Вилли медленно размотал эластичную повязку. Внутри его рука выглядела совсем белой, только края раны были темно-красные. «Того же цвета, что и те штуки в пироге, — подумал Вилли. — Вишни… или что там еще».
Рана потеряла свою округлую форму, ее края сошлись. Теперь она походила на… «На порез», — подумал Вилли, и его глаза снова вернулись к пирогу. Лемке передал ему нож.
«Откуда я знаю, что ты не окунул его раньше в кураре или крысиный яд?» — решил спросить Вильям, но промолчал, вспомнив Джинелли. Джинелли и проклятие белого человека из города. Изношенная костяная рукоятка ножа была будто пригнана к его ладони.
— Если ты хочешь избавиться от пурпурфаргаде ансиктет, ты сначала должен передать его пирогу, а потом отдать пирог с проклятьем-ребенком кому-нибудь другому. Но ты должен торопиться, потому что оно вернется с удвоенной силой, если ты этого не сделаешь. Ты понял?
— Да.
— Тогда делай это, если можешь, — сказал Лемке. Его пальцы снова сжались. Темный разрез на корочке пирога снова раздвинулся. Вилли заколебался, но только на секунду, у него в уме встало лицо дочери. На мгновение он увидел ее с такой ясностью, словно на хорошей фотографии. Она оглядывалась на него и смеялась.
«Хейди за Линду. Мою жену за мою дочь. И тогда мы будем квиты, старик», — подумал он и воткнул лезвие ножа в дыру на своей ладони. Рана легко разошлась, и в разрез пирога брызнула кровь. Он смутно слышал, как Лемке быстро говорил что-то по-романски, не отрывая черных глаз от белого измученного лица Вилли.
Вилли повернул нож в ране, видя, как расходятся ее края и снова приобретают круглую форму. Кровь шла быстрее, но он не ощущал боли.
— Енкельт! Хватит!
Лемке вынул нож из руки Вилли. Вилли бессильно откинулся на скамье, чувствуя полную опустошенность и тошноту. «Наверное, так чувствует себя женщина, которая только что родила», — подумал он. Потом он взглянул на свою руку и увидел, что кровотечение уже прекратилось. «Нет — это невозможно». Потом он взглянул на пирог, что лежал на коленях у Лемке, и увидел еще одно чудо. Пальцы старика расслабились, порез закрылся… а потом просто исчез. Корочка выглядела неповрежденной, кроме двух дырочек для выхода пара в самом центре. Там, где раньше была щель, осталась морщинка в виде зигзага. Вилли снова взглянул на свою руку и не увидел ни крови, ни раны, ни открытой плоти. Место казалось зажившим полностью. Остался лишь небольшой белый шрам — тоже зигзагообразной формы, пересекающий линии его ладони, словно вспышка молнии.
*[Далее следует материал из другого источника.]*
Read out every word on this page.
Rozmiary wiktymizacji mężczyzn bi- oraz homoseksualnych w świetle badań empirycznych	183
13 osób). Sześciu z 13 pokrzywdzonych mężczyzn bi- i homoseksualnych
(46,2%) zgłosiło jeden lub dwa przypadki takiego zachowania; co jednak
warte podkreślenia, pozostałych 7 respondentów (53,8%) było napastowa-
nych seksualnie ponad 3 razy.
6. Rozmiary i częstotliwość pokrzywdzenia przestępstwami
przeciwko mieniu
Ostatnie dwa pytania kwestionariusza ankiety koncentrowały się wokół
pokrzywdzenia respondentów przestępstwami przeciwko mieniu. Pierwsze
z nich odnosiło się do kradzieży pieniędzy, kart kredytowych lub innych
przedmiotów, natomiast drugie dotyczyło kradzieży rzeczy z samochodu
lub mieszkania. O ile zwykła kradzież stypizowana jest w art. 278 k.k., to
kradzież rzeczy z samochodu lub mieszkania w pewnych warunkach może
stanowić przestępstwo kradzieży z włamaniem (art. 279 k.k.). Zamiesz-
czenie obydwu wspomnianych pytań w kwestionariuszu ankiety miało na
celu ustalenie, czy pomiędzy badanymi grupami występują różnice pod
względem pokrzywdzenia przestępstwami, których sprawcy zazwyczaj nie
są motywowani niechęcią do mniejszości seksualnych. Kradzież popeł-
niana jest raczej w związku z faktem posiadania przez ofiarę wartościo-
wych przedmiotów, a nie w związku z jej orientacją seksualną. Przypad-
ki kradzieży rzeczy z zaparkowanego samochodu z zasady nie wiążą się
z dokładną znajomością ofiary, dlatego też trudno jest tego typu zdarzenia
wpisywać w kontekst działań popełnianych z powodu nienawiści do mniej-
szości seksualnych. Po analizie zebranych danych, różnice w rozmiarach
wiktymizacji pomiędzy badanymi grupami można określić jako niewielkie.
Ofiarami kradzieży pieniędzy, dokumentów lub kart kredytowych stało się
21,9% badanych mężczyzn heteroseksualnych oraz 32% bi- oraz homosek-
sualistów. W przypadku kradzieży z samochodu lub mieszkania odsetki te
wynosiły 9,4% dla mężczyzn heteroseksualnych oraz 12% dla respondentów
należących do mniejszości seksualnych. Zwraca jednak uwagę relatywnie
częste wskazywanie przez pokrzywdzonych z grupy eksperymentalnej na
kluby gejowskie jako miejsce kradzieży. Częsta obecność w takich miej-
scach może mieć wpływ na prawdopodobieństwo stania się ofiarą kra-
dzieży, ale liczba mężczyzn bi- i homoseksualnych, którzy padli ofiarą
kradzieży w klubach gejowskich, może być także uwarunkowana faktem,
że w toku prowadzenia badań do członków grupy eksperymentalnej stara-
— Теперь это твое, белый человек из города, — проговорил Лемке и положил пирог Вилли на колени. Его первым, почти неуправляемым импульсом было сбросить его, как сбрасывают паука, когда того положат на колени. Пирог был неприятно теплым и казался пульсирующим в своей алюминиевой тарелке, словно живое существо.
Лемке встал.
— Тебе лучше? — спросил он.
Вилли понял, что, не считая его чувств по отношению к вещи, лежащей у него на коленях, он действительно чувствует себя хорошо. Слабость прошла, сердце работало нормально.
— Немного, — осторожно сказал он.
Лемке кивнул.
— Теперь ты начнешь набирать вес. Но через неделю, может, две, если ты не найдешь, кому отдать пирог, это повторится, только на этот раз прекращаться не будет, если кто-то не съест пирог.